Introduction
It is usually hard to understand and interpret the underlying probabilistic models of a large dataset, particularly when the dataset is high dimensional (such as images). This project investigates the possibilities of using a recently developed method called Generative Adversarial Network (GAN) to simulate samples which help to understand a large dataset and its underlying models. The expected output is a generic sampling scheme that generates specific types of samples that paint a comprehensive picture of a dataset.
Explaining the science
Simulating samples from distribution is a common statistical task which is widely used to draw data points from a known probabilistic model.
However, there are cases where the model is not yet known to us but only the dataset itself is available. Generative Adversarial Network is a recently developed method that can simulate samples by using a dataset without an explicit probabilistic model. It works by continually adjusting the simulated data until the difference between the simulated data and the real dataset cannot be measured anymore. This approach brings a new school of thought into the recent development of sampling methods.
In this project, the implicitness of GAN will be utilised, i.e. sampling without a known probabilistic model, to simulate samples from an underlying distribution that may not have a closed form or is too complicated to learn.
Project aims
Probabilistic models behind high dimensional datasets are not usually easy to understand by humans, particularly when they are represented using deep neural networks. In contrast, many high dimensional samples themselves are very interpretable, such as images. Therefore, the question addressed in this project is, is it possible to use samples themselves to describe a high dimensional dataset?
The project's researchers expect to build a generic sampler which would produce samples that are representative of the underlying probabilistic model. Certainly a few samples cannot be a good representation of the entire model or the dataset. Samples are only simulated that are representative in a certain sense in the context of an application.

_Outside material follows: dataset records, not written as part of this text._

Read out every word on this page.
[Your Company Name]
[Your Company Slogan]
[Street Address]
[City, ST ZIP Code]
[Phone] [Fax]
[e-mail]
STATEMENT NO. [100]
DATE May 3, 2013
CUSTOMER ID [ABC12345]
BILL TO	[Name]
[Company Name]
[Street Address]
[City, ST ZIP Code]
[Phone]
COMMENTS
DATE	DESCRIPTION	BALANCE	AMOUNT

For example, if a sample of a handwritten '7' is requested, the algorithm would simulate a sample '7' which is in close proximity of the vast majority of handwritten '7's in its dataset. The researcher's will first build such an algorithm on hand-writing datasets, such as MNIST and benchmark its performance.
There has been an increasing demand for transparent machine leaning in recent years. However, the development of deep neural networks denies meaningful interpretations of its models, which is a major concern in many applications. The proposed project, if successful, can be used to extract meaningful information from trained neural network models in the form of simulated samples without re-training the model.
Applications
As machine learning techniques become widely used in many areas of society, the public demands better understanding of large datasets and probabilistic models trained on them. However, many machine learning models, especially deep neural networks, do not admit an interpretable form. This project, if successful, can simulate samples which can be regarded as summaries of a dataset and a model.
The resulting algorithm can be used in scientific applications such as physics where the generated critical samples may provide valuable information on an existing dataset and its underlying mechanism. The algorithm may also play a role in educational applications where one may simulate samples as representations of abstract concepts. For example, showing students samples of handwritten '7's is more intuitive than just listing the textual description of a written '7'.